I have found through both professional research and personal experience that a story that begins with human bondage quickly evolves into a story of human perseverance. I have found that for better or worse, far too many historical interpretations focus on the institution of slavery, overshadowing the narratives of African heritage individuals as flesh and blood people, rendering their past lives and accomplishments nearly invisible to the present-day audience. I have also come to appreciate that while the recognition of African enslavement in America as a profound contributing institution to the building of our nation is important, so are the factual stories that portray African heritage people as much more than chattel property.

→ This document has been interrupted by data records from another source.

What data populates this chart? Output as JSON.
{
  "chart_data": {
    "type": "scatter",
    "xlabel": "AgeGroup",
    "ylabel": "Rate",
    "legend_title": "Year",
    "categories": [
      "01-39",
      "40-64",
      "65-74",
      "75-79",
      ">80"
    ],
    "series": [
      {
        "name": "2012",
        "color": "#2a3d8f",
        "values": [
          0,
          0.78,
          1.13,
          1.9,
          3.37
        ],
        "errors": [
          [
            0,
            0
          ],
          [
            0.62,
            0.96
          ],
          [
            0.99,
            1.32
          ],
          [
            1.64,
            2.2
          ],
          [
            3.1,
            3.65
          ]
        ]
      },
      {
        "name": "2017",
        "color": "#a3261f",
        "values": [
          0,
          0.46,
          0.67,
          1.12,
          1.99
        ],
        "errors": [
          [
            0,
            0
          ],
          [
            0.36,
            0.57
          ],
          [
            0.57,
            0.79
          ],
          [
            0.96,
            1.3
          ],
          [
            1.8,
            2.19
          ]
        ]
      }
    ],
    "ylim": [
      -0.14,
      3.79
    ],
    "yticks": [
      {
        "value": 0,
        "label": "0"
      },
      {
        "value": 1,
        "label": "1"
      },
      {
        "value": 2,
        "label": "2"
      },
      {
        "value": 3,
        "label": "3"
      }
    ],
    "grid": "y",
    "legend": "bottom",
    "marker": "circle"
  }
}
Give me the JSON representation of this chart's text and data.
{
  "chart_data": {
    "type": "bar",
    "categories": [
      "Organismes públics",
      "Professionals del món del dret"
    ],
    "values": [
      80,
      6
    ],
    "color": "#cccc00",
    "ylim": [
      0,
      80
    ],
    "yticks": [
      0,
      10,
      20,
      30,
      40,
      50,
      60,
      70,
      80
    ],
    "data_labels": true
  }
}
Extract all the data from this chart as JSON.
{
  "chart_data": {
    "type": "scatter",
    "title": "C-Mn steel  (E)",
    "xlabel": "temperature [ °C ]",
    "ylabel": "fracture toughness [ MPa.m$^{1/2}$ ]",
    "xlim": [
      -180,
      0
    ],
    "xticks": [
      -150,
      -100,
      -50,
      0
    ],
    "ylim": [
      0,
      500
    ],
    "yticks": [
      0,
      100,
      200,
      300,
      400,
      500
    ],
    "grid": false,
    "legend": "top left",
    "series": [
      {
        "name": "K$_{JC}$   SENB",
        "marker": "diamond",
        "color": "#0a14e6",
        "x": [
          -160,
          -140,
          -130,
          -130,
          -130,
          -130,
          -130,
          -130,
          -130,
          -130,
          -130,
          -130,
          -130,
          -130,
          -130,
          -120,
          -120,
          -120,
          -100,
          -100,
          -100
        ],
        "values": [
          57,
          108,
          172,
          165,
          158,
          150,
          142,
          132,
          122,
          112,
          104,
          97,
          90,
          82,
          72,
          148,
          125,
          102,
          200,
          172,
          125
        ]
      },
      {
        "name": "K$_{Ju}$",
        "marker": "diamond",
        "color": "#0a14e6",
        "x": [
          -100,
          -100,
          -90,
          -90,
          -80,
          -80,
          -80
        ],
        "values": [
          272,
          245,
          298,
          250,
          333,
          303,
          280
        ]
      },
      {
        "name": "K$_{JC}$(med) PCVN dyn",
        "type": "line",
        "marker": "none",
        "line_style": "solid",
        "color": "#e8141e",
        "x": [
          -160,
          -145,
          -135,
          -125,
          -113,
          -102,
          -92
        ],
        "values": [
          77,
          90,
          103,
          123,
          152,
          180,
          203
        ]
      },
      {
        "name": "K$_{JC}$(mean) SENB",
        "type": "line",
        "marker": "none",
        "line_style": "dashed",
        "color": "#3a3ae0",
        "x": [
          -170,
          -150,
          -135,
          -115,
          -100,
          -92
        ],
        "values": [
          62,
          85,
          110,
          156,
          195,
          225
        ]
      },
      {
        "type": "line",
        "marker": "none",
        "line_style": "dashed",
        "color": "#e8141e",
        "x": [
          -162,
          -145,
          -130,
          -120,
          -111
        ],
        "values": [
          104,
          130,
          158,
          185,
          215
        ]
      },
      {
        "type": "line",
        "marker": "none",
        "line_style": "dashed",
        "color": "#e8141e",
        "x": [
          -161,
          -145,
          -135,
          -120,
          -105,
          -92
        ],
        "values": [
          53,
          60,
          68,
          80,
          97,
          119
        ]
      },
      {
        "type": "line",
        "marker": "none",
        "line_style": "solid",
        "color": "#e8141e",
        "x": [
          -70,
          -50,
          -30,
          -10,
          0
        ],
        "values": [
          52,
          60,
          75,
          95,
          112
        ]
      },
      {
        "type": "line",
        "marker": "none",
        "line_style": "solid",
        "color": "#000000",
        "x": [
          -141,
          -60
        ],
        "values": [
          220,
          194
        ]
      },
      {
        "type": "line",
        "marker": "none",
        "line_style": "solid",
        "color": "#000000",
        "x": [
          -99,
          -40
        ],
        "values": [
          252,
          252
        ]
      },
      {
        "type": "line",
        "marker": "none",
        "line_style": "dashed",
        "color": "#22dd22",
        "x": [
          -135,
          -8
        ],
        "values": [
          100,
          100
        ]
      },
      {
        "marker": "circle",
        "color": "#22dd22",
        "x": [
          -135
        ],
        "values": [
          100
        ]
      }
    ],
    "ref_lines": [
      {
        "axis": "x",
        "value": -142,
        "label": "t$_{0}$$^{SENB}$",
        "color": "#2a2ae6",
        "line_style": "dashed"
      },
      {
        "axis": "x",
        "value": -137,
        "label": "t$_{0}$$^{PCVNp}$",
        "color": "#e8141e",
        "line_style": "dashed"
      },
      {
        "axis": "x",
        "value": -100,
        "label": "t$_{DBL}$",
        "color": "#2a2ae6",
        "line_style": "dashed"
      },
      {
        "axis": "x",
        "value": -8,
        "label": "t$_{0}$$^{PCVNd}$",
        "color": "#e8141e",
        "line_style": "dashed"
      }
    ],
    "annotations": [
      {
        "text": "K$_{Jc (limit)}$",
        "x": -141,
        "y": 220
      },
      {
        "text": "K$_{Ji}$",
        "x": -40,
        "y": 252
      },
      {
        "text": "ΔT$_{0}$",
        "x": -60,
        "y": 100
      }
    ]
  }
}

In preparation for Black History Month for 2019, maybe we need to learn a little less about slavery as an institution and a little bit more about the lives of African heritage people. For it is through their blood, sweat and tears, that our great nation was built. To know more about the African heritage people of the past, is to know more about America today and for the future. Movingly stated in an old Proverb from Ghana:

“It is the human being that counts. I call gold, it does not answer. I call cloth, it does not answer. It is the human being that counts.”